IATA Director General and CEO, Giovanni Bisignani, stated the Indian aviation industry is forecast to report losses of USD1.5 billion in 2009 (or 42% of total losses in the Asia Pacific region), adding that “logically most of these losses will come from Air India”.
Separately, Boeing India President, Dinesh A Keskar, stated he expects growth will return to the Indian aviation industry over the next six months, adding, “this possibility of growth will be lead by three key drivers, which are, correction in the situation of aircraft overcapacity, reduction in fuel prices and upturn in the economy.
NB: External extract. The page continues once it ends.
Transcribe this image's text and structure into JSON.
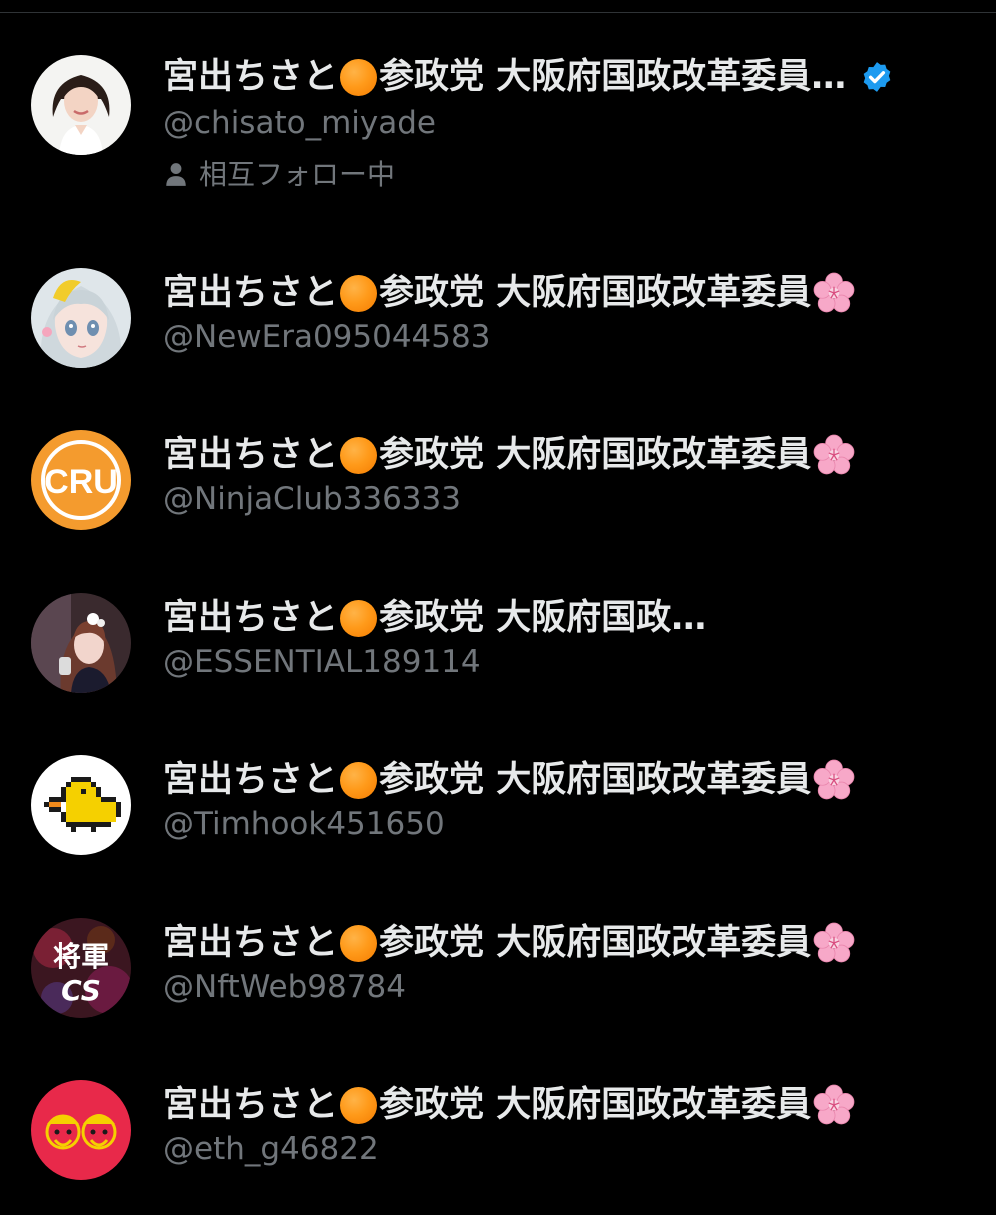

Further the up coming tourism season will also help the industry”. The manufacturer is scheduled to deliver 90 aircraft to Indian carriers over the next four years.
India’s Directorate General of Civil Aviation reports the number of aircraft acquired by India’s aviation industry fell 20% year-on-year to 132 aircraft for the nine months to Sep-2009. During the period, 45 aircraft were de-registered by the regulator, as airlines returned aircraft to lessors.
JAL’s share turbulence continues; downgraded by Citigroup
Japan Airlines’ shares slipped 6.6% on Friday, after Citigroup halved the carrier’s price to JPY80 and rated the stock "sell/high risk."
Citigroup added, "it is not certain whether JAL will go through a private reorganisation or file for bankruptcy, but even if it stays clear of bankruptcy, we think value for existing shareholders will be substantially reduced on dilution accompanying a big capital increase”.
70% of ANA and JAL domestic services operating at a loss
ANA’s shares were also weaker on Friday, slipping 1.6%. Local Japanese media reported that JAL and ANA are reportedly operating more than 70% of domestic routes at a loss, with average load factors under 60% between Apr-2009 and Aug-2009.